If $A=\emptyset$, then $A\subset P(A)$ is true, because $\emptyset\subseteq\{\emptyset\}$ is true. The latter is true because $\emptyset\subseteq B$ is true for any set $B$.
Your statement, however, is confusing:
It does look like A has an element ∅ that is in p(A), but it doesn't seem to be a subset p(∅).
The first part is not true. $A$ does not have an element. $\emptyset$ is not an element of $A$, because $A$ is the empty set, so $A$ has no elements. And precisely because $A$ has no element, every statement about "every element of $A$" must be true. In particular, the statement "every element of $A$ is an element of $P(A)$" is also true, and since that statement is the definition of $A\subseteq P(A)$, we see that $A\subseteq P(A)$ is also true.
Also, if $A=\{\emptyset\}$, then $P(A) = \{\emptyset, \{\emptyset\}\}$. In this case, again, $A\subseteq P(A)$, because every element of $A$ (there is only one, the empty set) is also an element of $P(A)$.
Even more generally, taking $A=P(P(\cdots P(\emptyset)\cdots))$, no matter how many powersets we take, we will always have $A\subseteq P(A)$.
EDIT:
I don't understand the video capture that you posted, but I will comment on this part:
Is p({∅}) also an exception? A = {{∅}}, so p(A) = {∅,{∅}}. Both sets contain ∅ as an element, so A here is a subset of p(A). Is this correct?
NO. You are not correct. If $A=\{\{\emptyset\}\}$, then $P(A)\neq \{\emptyset,\{\emptyset\}\}$. Remember, $P(A)$ is the set of all subsets of $A$. $\{\emptyset\}$ is not a subset of $A$, because it contains an element, $\emptyset$, which is not an element of $A$.

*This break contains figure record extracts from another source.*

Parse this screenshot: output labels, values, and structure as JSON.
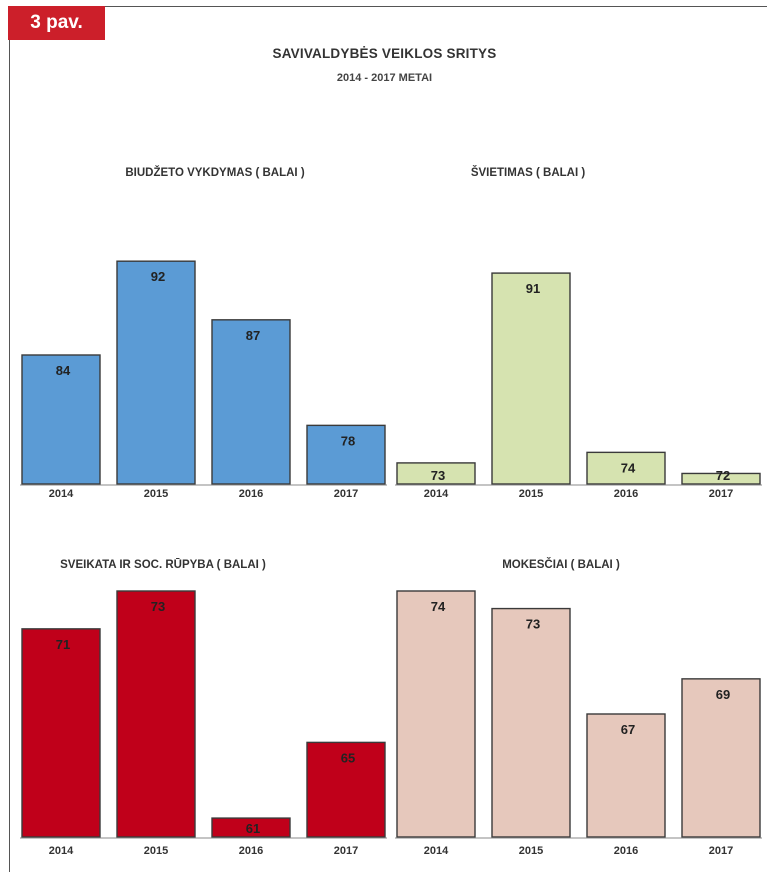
{
  "figure_label": "3 pav.",
  "title": "SAVIVALDYBĖS VEIKLOS SRITYS",
  "subtitle": "2014  - 2017 METAI",
  "chart_data": [
    {
      "type": "bar",
      "title": "BIUDŽETO VYKDYMAS ( BALAI )",
      "categories": [
        "2014",
        "2015",
        "2016",
        "2017"
      ],
      "values": [
        84,
        92,
        87,
        78
      ],
      "color": "#5b9bd5",
      "ylim": [
        73,
        95
      ]
    },
    {
      "type": "bar",
      "title": "ŠVIETIMAS ( BALAI )",
      "categories": [
        "2014",
        "2015",
        "2016",
        "2017"
      ],
      "values": [
        73,
        91,
        74,
        72
      ],
      "color": "#d6e3b0",
      "ylim": [
        71,
        93
      ]
    },
    {
      "type": "bar",
      "title": "SVEIKATA IR SOC. RŪPYBA ( BALAI )",
      "categories": [
        "2014",
        "2015",
        "2016",
        "2017"
      ],
      "values": [
        71,
        73,
        61,
        65
      ],
      "color": "#c0001a",
      "ylim": [
        60,
        73
      ]
    },
    {
      "type": "bar",
      "title": "MOKESČIAI ( BALAI )",
      "categories": [
        "2014",
        "2015",
        "2016",
        "2017"
      ],
      "values": [
        74,
        73,
        67,
        69
      ],
      "color": "#e6c8bc",
      "ylim": [
        60,
        74
      ]
    }
  ]
}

The correct answer with $A=\{\{\emptyset\}\}$ is this:
For $A=\{\{\emptyset\}\}$, the statement $A\subseteq P(A)$ does not hold, however. This is because, for $A=\{\{\emptyset\}\}$, $P(A)=\{\emptyset,\{\{\emptyset\}\}\}$. Now, there exists an element of $A$, in particular, $\{\emptyset\}$, which is not an element of $P(A)$.